ODS 1ODS 2 • Publicada em 13 de fevereiro de 2023 - 10:43 • Atualizada em 13 de fevereiro de 2023 - 11:05

(Júnior Aleixo*) – A fome e outros graus de insegurança alimentar compõem um quadro cuja moldura se sustenta a partir de uma estrutura histórica de distintas desigualdades. Em contextos de negação sistemática de direitos, inclusive do direito ao acesso à terra para produção agroalimentar, a desigualdade racial aparece não apenas como uma mera coadjuvante, mas como um fator central de análise. A imagem da desigualdade no acesso ao alimento no Brasil reflete o projeto político-social-econômico de violência patrimonial, de renda e de extermínio de parcelas específicas da população, seja pela negação do direito à terra e ao território, seja pela negação do direito à alimentação. Assim, grande parcela da população está lançada ao corredor do que o médico Llaila O. Afrika chama de nutricídio: o genocídio que ameaça a população negra a partir da negação do acesso à alimentação.

A intelectual, pesquisadora e quilombola Fran Paula nos chama a atenção para a necessidade de olharmos para a fome de maneira interseccional cuja base principal se sustenta a partir de uma estrutura racista, patriarcal e capitalista. Fran, que é também engenheira agrônoma e mestra em saúde pública, destaca que olhar para a fome e enxergar apenas a falta de acesso aos alimentos como o problema primário é não levar em consideração as principais variáveis que a sustentam: o racismo que possui sua âncora nos navios negreiros que aqui aportaram e deram sustentação para uma economia colonial e de base escravagista.

Destaco duas pesquisas lançadas nos últimos anos: o Censo Agropecuário de 2017 e o II Inquérito Nacional Sobre Insegurança Alimentar no Contexto da Pandemia de Covid-19 no Brasil, lançado em 2022 pela Rede PENSSAN. São estudos que comprovam a indispensabilidade do olhar sobre o racismo estrutural – conceito incialmente apresentado nos anos 1970 por Kwame Turu e Charles Hamilton e amplamente difundido por Silvio Almeida, atual ministro dos Direitos Humanos –, a interseccionalidade e as consequentes ações para solucionar o quadro de desigualdades históricas.
Embora o II Inquérito da Rede PENSSAN (2022) tenha sido lançado cinco anos após o Censo Agropecuário de 2017, as informações contidas na pesquisa sobre o quadro geral da fome no país e, em particular, quando versam sobre as questões raciais e territoriais, se conectam diretamente à ordenação da estrutura fundiária brasileira anunciada pelo Censo: com evidências de desigualdades raciais, de gênero e territoriais.

As pesquisas demonstram que o acesso à terra e aos alimentos no país segue sendo mais difícil para as populações negras e empobrecidas, particularmente, para as mulheres.

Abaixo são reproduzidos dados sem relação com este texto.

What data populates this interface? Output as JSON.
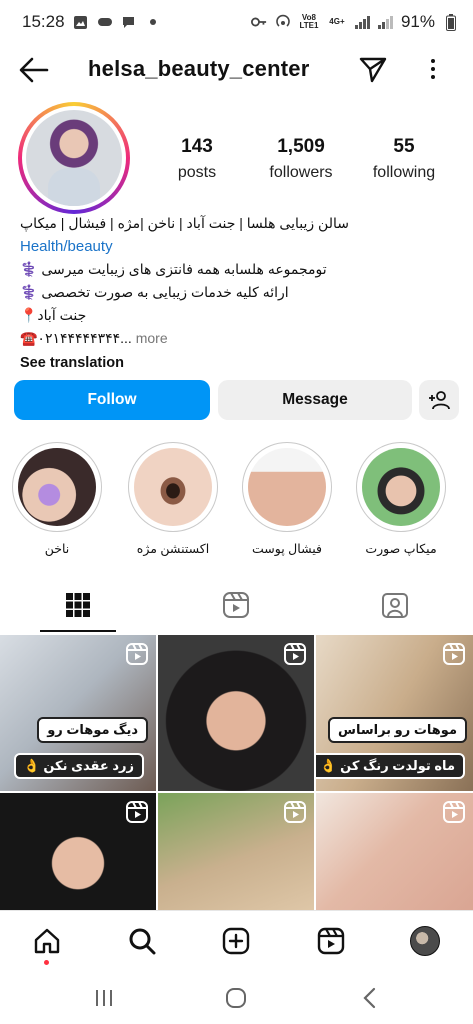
{
  "status_bar": {
    "time": "15:28",
    "battery": "91%",
    "net_top": "Vo8",
    "net_bottom": "LTE1",
    "net_type": "4G+"
  },
  "header": {
    "username": "helsa_beauty_center"
  },
  "profile": {
    "stats": [
      {
        "value": "143",
        "label": "posts"
      },
      {
        "value": "1,509",
        "label": "followers"
      },
      {
        "value": "55",
        "label": "following"
      }
    ],
    "bio": {
      "line1": "سالن زیبایی هلسا | جنت آباد | ناخن |مژه | فیشال | میکاپ",
      "category": "Health/beauty",
      "line2": "تومجموعه هلسابه همه فانتزی های زیبایت میرسی ⚕️",
      "line3": "ارائه کلیه خدمات زیبایی به صورت تخصصی ⚕️",
      "line4": "جنت آباد📍",
      "phone": "☎️۰۲۱۴۴۴۴۴۳۴۴...",
      "more": "more",
      "see_translation": "See translation"
    }
  },
  "actions": {
    "follow": "Follow",
    "message": "Message"
  },
  "highlights": [
    {
      "label": "ناخن"
    },
    {
      "label": "اکستنشن مژه"
    },
    {
      "label": "فیشال پوست"
    },
    {
      "label": "میکاپ صورت"
    }
  ],
  "posts": [
    {
      "caption1": "دیگ موهات رو",
      "caption2": "زرد عقدی نکن 👌"
    },
    {},
    {
      "caption1": "موهات رو براساس",
      "caption2": "ماه تولدت رنگ کن 👌"
    },
    {},
    {},
    {}
  ],
  "colors": {
    "accent": "#0095f6",
    "secondary_button": "#efefef",
    "notification_dot": "#ff3040"
  }
}
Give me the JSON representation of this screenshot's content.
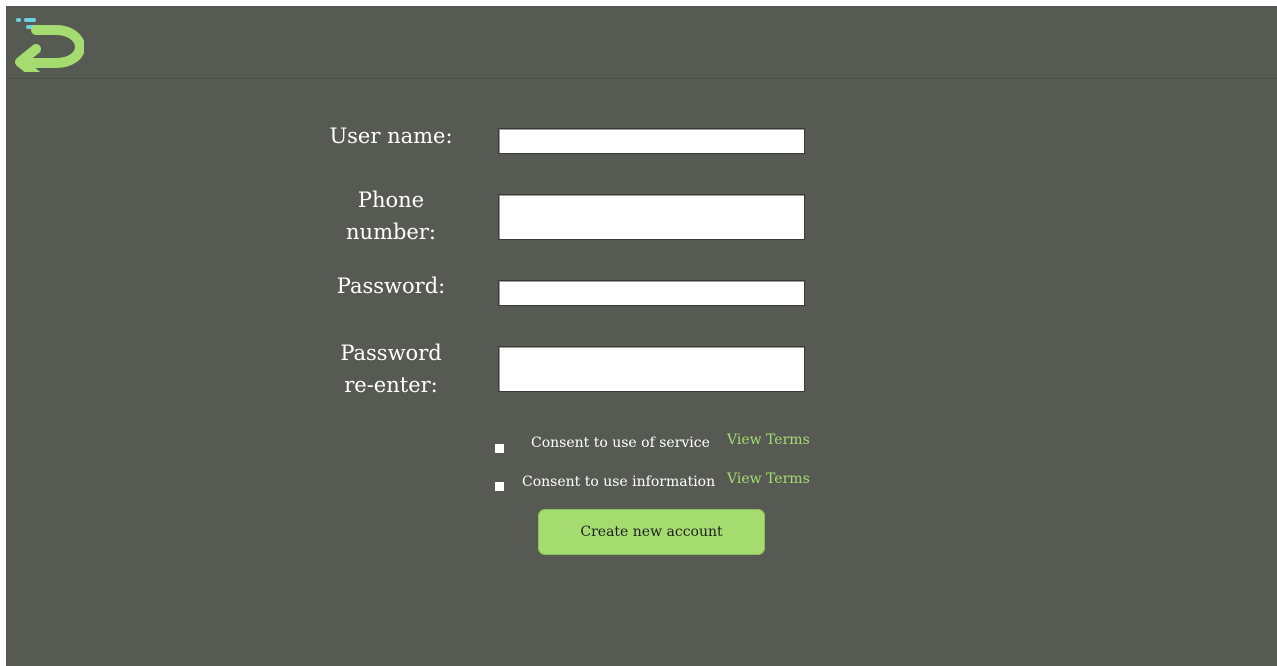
{
  "header": {
    "back_icon": "return-arrow-icon",
    "accent_color": "#a5dc70",
    "dash_color": "#6fd0e3"
  },
  "form": {
    "username_label": "User name:",
    "phone_label": "Phone\nnumber:",
    "password_label": "Password:",
    "password_reenter_label": "Password\nre-enter:",
    "username_value": "",
    "phone_value": "",
    "password_value": "",
    "password_reenter_value": ""
  },
  "consents": {
    "service_label": "Consent to use of service",
    "information_label": "Consent to use information",
    "view_terms_label": "View Terms",
    "service_checked": false,
    "information_checked": false
  },
  "actions": {
    "create_account_label": "Create new account"
  },
  "colors": {
    "background": "#575a52",
    "accent": "#a5dc70",
    "text": "#ffffff"
  }
}
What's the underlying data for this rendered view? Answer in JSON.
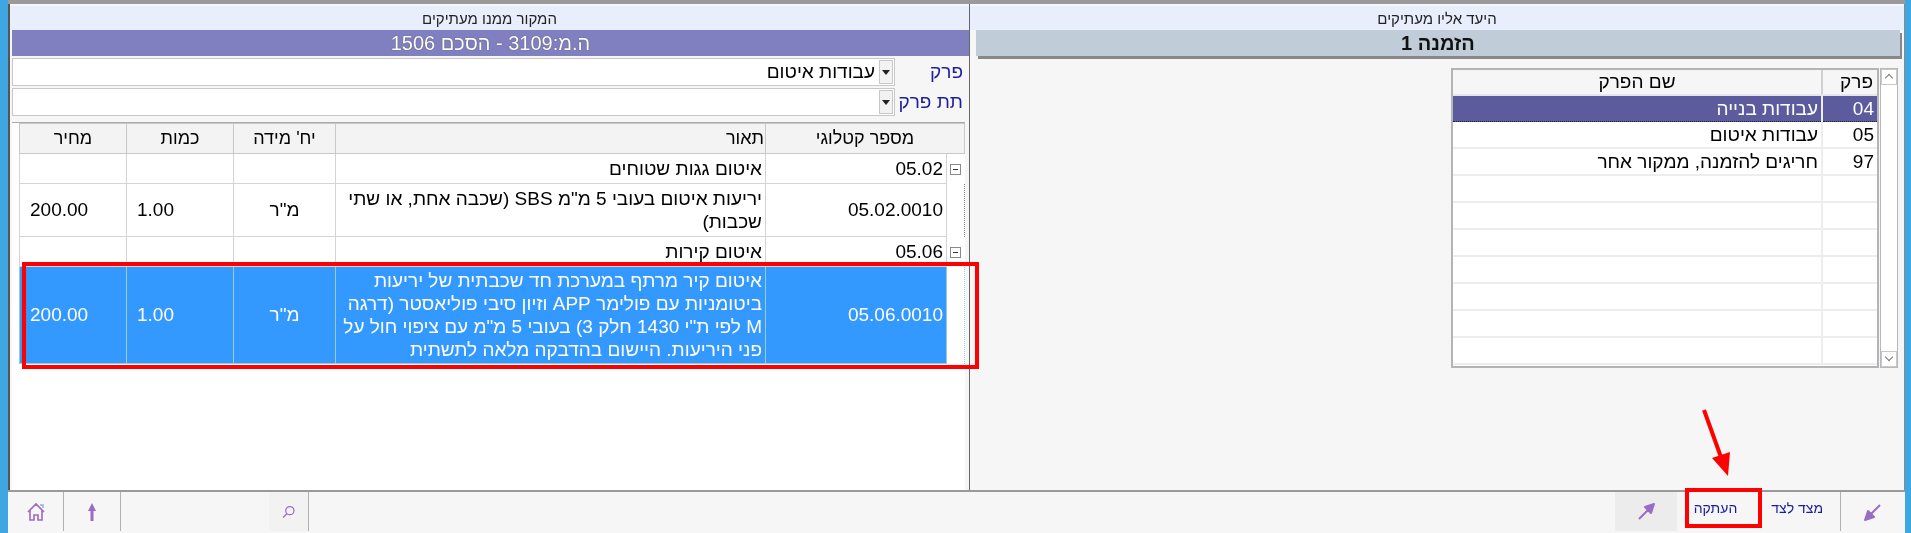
{
  "target_panel": {
    "caption": "היעד אליו מעתיקים",
    "title": "הזמנה 1",
    "list": {
      "columns": [
        "פרק",
        "שם הפרק"
      ],
      "rows": [
        {
          "number": "04",
          "name": "עבודות בנייה",
          "selected": true
        },
        {
          "number": "05",
          "name": "עבודות איטום",
          "selected": false
        },
        {
          "number": "97",
          "name": "חריגים להזמנה, ממקור אחר",
          "selected": false
        }
      ]
    }
  },
  "source_panel": {
    "caption": "המקור ממנו מעתיקים",
    "title": "ה.מ:3109 - הסכם 1506",
    "filters": [
      {
        "label": "פרק",
        "value": "עבודות איטום"
      },
      {
        "label": "תת פרק"
      }
    ],
    "table": {
      "columns": [
        "מספר קטלוגי",
        "תאור",
        "יח' מידה",
        "כמות",
        "מחיר"
      ],
      "rows": [
        {
          "kind": "group",
          "catalog": "05.02",
          "description": "איטום גגות שטוחים",
          "expanded": true,
          "children": [
            {
              "kind": "item",
              "catalog": "05.02.0010",
              "description": "יריעות איטום בעובי 5 מ\"מ SBS (שכבה אחת, או שתי שכבות)",
              "unit": "מ\"ר",
              "quantity": "1.00",
              "price": "200.00",
              "selected": false
            }
          ]
        },
        {
          "kind": "group",
          "catalog": "05.06",
          "description": "איטום קירות",
          "expanded": true,
          "children": [
            {
              "kind": "item",
              "catalog": "05.06.0010",
              "description": "איטום קיר מרתף במערכת חד שכבתית של יריעות ביטומניות עם פולימר APP וזיון סיבי פוליאסטר (דרגה M לפי ת\"י 1430 חלק 3) בעובי 5 מ\"מ עם ציפוי חול על פני היריעות. היישום בהדבקה מלאה לתשתית",
              "unit": "מ\"ר",
              "quantity": "1.00",
              "price": "200.00",
              "selected": true
            }
          ]
        }
      ]
    }
  },
  "toolbar": {
    "buttons": [
      {
        "label": "מצד לצד"
      },
      {
        "label": "העתקה"
      }
    ]
  }
}
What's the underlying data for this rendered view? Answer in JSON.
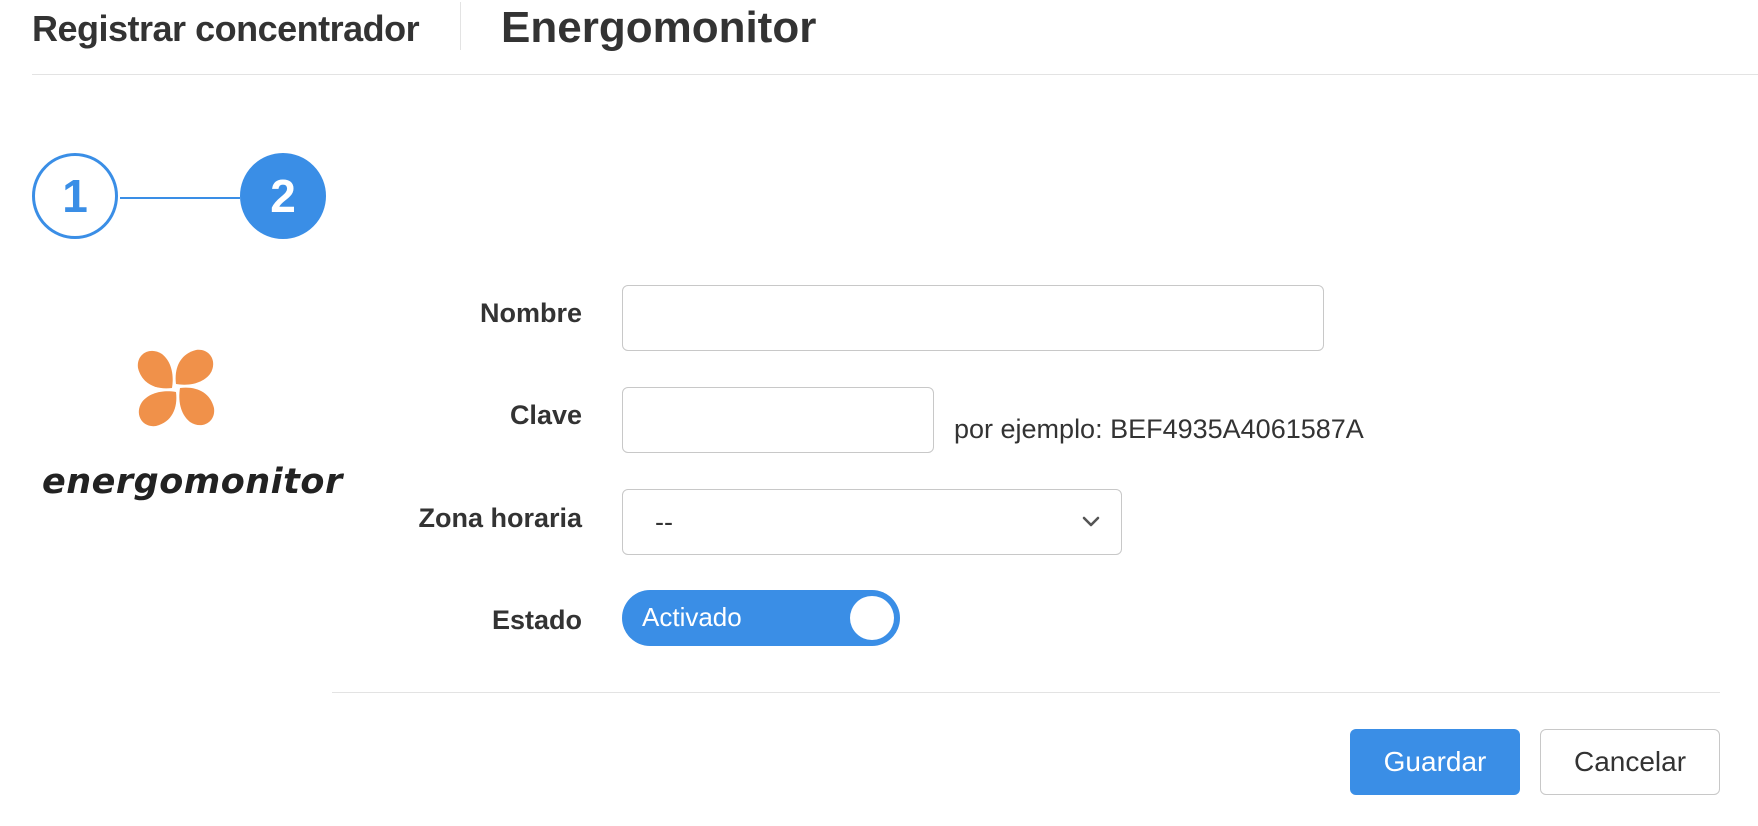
{
  "header": {
    "breadcrumb": "Registrar concentrador",
    "title": "Energomonitor"
  },
  "stepper": {
    "steps": [
      "1",
      "2"
    ],
    "active_step": 2
  },
  "logo": {
    "text": "energomonitor",
    "icon_name": "energomonitor-logo-icon",
    "brand_color": "#f0914a"
  },
  "form": {
    "name_label": "Nombre",
    "name_value": "",
    "key_label": "Clave",
    "key_value": "",
    "key_hint": "por ejemplo: BEF4935A4061587A",
    "timezone_label": "Zona horaria",
    "timezone_value": "--",
    "state_label": "Estado",
    "state_value": "Activado"
  },
  "actions": {
    "save_label": "Guardar",
    "cancel_label": "Cancelar"
  },
  "colors": {
    "accent": "#3a8ee6",
    "text": "#333333",
    "border": "#c8c8c8"
  }
}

De um lado, o estudo da Penssan evidencia que mais de 60% da população rural sofre com insegurança alimentar e cerca de 65% dos lares comandados por pessoas pretas ou pardas sofrem com restrição aos alimentos. Do outro, o Censo Agropecuário demonstra que cerca de 59% dos estabelecimentos rurais no Brasil são controlados por pessoas autodeclaradas brancas e 28% por pessoas negras.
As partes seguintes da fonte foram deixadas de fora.